Ignore Social Empathy? You'll Lose Fans!

An interview with Chris Wise, Executive Director of Designsensory Intelligence. 

Designsensory Intelligence. Sounds intelligent… Tell us more! 

We do proprietary customer behavioral research.

We solve client needs when they need to understand their customer or the competitor's customer. To understand them on a deep level, they will know how to talk with them, how to market to them, how to just engage with them so they can build solid relationships to build business. 


For research specifically catered to the sports and entertainment industry, what are you looking for and uncovering? 

We try to open the eyes, ears, hearts, and minds of everyone that is that is wanting to do business with the world and that is specifically as it relates to diversity, equity, inclusion, and accessibility. We're trying to make sure that people listen and pay attention to build relationships and help them act in a way from an understanding rather than ignorance. We provide education and break down the barriers, so every human is treated as a human. 


What principles or disciples help with this? 

We often lean into a discipline founded by Fred Reichheld, the founder of the Net Promoter System. He's taking this a step further.  It’s really about customer love; build everything you do, both internal and external, around the whole idea of love as a relationship. It's a two-way relationship and when you when you when you have that, you are indeed listening. You're able to express openly and honestly and improve. 

By understanding the whole idea of unconditional positive regard, you treat everyone with just exactly that: positive regard with no conditions attached to it. So hire people that that come from different disciplines, from different abilities, different backgrounds, different cultures. 


Do you have specific examples related to sports that will help the industry understand the “why” and “how”?  

The NFL is the biggest spectator sport. If you take all 30 markets that the 32 teams are in, avid, die-hard NFL fans, fans with disabilities could fill each of the 30 stadiums for the 32 teams 11 times. That’s a full home season more. That's a sizable audience. We are talking about fans who enjoy sports, want to be part of it. Don't ignore them. 

The harder part is understanding who our fans are that do not have visible disabilities. That's the biggest segment of those with disabilities. This is where sensitivity training comes in, sensory rooms must be considered.  

Think about people that are blind, should they be excluded from anything, especially a sports venue? They're experiencing everything else. Some are sight limited, but the sounds, the sensory things that go on in the game, the social aspect of the game; they are all very important. This population works, they're educated, they have families, they have disposable income to come to games. That’s really what we're trying to make people understand. Break down those walls and bring people to, make sure you're communicating and not excluding anyone. 


You have more statistics to help us understand the magnitude of disabled population, those with visible and invisible disabilities.  

We've learned in our research that if you exclude the 26% of the population that have disabilities, you also alienate them. If you ignore, diminish, or talk down to, or tokenize people in any way, you run the risk that has a negative impact by 60% of the population on a brand. 

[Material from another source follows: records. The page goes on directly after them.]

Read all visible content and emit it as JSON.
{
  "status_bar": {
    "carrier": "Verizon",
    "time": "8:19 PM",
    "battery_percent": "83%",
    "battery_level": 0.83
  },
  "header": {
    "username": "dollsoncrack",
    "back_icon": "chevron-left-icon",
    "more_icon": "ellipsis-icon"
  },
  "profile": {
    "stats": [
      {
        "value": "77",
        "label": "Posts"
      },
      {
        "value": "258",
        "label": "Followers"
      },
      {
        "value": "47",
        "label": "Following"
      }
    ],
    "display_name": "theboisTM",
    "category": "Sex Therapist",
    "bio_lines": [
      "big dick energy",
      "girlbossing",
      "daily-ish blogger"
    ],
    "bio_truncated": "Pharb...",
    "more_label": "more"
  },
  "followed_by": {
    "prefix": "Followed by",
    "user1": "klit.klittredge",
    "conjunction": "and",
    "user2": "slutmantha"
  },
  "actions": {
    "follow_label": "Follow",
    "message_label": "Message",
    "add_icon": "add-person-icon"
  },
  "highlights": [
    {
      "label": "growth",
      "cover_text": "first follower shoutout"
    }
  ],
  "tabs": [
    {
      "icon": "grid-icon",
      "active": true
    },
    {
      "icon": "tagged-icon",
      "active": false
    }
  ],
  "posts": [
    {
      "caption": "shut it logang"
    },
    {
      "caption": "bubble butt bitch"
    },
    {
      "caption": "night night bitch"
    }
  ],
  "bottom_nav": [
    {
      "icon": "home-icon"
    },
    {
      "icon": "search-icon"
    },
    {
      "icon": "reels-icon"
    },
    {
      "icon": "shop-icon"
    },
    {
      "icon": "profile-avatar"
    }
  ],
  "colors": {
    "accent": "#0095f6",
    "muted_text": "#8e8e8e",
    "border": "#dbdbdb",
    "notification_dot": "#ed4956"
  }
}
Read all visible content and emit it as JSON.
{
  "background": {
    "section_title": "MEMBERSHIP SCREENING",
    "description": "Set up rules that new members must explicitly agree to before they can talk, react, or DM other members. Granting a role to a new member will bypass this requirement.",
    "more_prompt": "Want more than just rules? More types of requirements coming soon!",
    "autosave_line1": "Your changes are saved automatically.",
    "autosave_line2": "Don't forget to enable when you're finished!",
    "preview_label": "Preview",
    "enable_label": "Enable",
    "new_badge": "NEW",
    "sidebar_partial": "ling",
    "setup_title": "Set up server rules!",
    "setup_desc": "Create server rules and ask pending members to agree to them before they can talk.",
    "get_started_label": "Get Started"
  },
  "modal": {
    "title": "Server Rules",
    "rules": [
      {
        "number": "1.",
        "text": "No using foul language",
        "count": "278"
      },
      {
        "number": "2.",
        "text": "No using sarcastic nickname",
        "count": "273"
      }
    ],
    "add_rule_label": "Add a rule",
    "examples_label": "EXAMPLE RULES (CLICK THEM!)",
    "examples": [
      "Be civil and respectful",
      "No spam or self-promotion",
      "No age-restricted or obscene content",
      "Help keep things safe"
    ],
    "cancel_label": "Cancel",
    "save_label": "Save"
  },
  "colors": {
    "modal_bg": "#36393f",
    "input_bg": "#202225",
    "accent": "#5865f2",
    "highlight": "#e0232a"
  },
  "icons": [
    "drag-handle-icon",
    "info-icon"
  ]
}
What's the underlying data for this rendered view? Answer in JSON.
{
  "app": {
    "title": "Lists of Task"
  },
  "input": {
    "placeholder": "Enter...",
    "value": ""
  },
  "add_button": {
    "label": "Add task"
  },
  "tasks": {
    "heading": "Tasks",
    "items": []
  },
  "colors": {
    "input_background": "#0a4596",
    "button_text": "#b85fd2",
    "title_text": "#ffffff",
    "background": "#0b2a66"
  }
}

So, if you ignore, you run the risk of basically killing your business. It may not happen right away, especially with sports teams who have winning seasons and full stadiums. But over time, it will deteriorate their fan base.


Talk about empathy and how that impacts what we are studying here. 

Societal empathy changing, especially with the younger demographic, and it will indeed be demanded. 

What I've seen change in relation to empathy toward inclusivity is that there’s been a steady increase in empathy. The days are gone when we would market to a pretty singular population. The US culture is change. For example, mixed-race is going to become who we are sooner rather than later. We have to understand all cultures and abilities as we communicate, operate. We will always be learning, and we always have to have our hearts and minds open to understand, communicate, and market better. 


How do you conduct research? 

Many ways. We do surveys. We use can have online focus group tools. We use artificial intelligence. 

We have high-definition recording glasses, which can be sunglasses or clear glasses. They record both audio and video, which allow us to learn. We ask people with different disabilities and backgrounds to a venue one time without anyone in the venue except them. They'll talk about it and we'll hear that download. And then we invite them back when the stadium or arena is full. It’s then we get a way different understanding of. 

We had the benchmarks: nice stadium, plenty of room, good signage. Then all of a sudden, it’s, “Oh my gosh, I can't get around” or “I'm freaking out.” It’s then that they can really tell us what's bothering them, what are the barriers. We can share that information with operations, with the marketing folks.